Writing Warps the Mind a Little


Love Warps the Mind a Little CoverRequiem, Mass.: A Novel

After finishing John Dufresne’s most recent novel, Requiem, Mass., I reflected on some of its parallels to one of his earlier novels, Love Warps the Mind a LittleI suppose there aren’t so many similarities to speak of, although both novels are about writers.

I know some readers who are bothered by writers who continually write about writers.  Some readers specifically ask that the occupation of the narrator or main character be something else.  I guess I don’t mind so much, if it’s done well. A writer’s life and the act of writing fascinate me.  I am the quintessential writer’s groupie, really.

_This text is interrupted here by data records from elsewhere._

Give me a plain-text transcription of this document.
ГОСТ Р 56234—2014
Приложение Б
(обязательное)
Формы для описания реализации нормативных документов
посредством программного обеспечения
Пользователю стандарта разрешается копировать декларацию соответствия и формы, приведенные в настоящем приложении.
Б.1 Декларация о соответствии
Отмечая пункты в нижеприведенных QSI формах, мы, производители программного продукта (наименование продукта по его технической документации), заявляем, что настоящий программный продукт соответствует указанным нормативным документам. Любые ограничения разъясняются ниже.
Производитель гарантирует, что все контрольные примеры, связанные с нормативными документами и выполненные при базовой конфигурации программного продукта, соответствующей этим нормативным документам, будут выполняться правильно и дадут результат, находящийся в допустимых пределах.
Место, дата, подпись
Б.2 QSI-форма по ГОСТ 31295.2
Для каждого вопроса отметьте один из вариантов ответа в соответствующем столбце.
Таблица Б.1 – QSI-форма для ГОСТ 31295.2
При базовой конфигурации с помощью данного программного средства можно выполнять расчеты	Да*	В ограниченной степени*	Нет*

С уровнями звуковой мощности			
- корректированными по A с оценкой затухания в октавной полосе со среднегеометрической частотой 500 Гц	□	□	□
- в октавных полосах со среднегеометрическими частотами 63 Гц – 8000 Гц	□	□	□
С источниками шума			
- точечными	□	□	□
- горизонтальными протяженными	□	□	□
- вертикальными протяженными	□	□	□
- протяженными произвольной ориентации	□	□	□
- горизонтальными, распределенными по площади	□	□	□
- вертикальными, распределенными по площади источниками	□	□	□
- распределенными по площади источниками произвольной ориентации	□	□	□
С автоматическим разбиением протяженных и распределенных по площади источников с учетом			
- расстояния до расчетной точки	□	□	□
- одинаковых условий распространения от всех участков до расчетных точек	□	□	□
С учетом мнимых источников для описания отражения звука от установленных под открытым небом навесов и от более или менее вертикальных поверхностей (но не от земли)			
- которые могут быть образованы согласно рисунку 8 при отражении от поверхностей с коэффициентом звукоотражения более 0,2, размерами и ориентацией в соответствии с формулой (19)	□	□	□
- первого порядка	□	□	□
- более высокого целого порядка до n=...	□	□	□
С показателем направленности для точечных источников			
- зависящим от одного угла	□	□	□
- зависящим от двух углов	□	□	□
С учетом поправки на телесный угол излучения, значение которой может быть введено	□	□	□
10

Requiem, Mass. is about the erratic, confusing and heartbreaking childhood of Johnny and Audrey at the hands of their paranoid, psychotic mother and absent trucker father.  Their mother’s mental episodes periodically cause her to believe her children are imposters, aliens that have replaced her true children.  When Johnny, as an adult, sets out to tell his story, I was initially compelled, and ultimately disappointed.  The writing is episodic, jerky, and difficult at times to track.  Johnny introduces a childhood chum only to tell you about their ultimate demise or downward spiral in two paragraphs or less.  Johnny struggles with telling his story, and starts out wanting to fictionalize it.  Ostensibly, Dufresne was trying to get at the problems inherent in autobiography, but there is little emotional resonance here.  While Dufresne is great with humor, with a light touch, it fell flat for me in this book. 

People magazine anointed Requiem, Mass. with their four-star “Pick of the Week.”  I am very happy for an author like John Dufresne who truly deserves a greater readership.

 

But for a better novel about a writer, I would suggest Love Warps the Mind a LittleIt’s funny, touching and features a wonderfully flawed writer, Laf Proulx, who will win you over even as he infuriates you. But, let me leave you with a lovely passage from another Dufresne novel, Deep in the Shade of Paradise:

There’s always at least two stories, the one you set out to tell and the one you discover along the way; the one you know about, the one you don’t.  The intentional and the actual, you could say.  (Take the New Testament, for example.  Maybe it’s the story of a God who became a man.  Or maybe it’s the story of a man who thought he was a god.)  And maybe our intentions are not as significant as our discoveries.  Maybe what you hear is more important than what we say.  At any rate, welcome (or welcome back) to northwest Louisiana and thanks for coming by to listen to our story.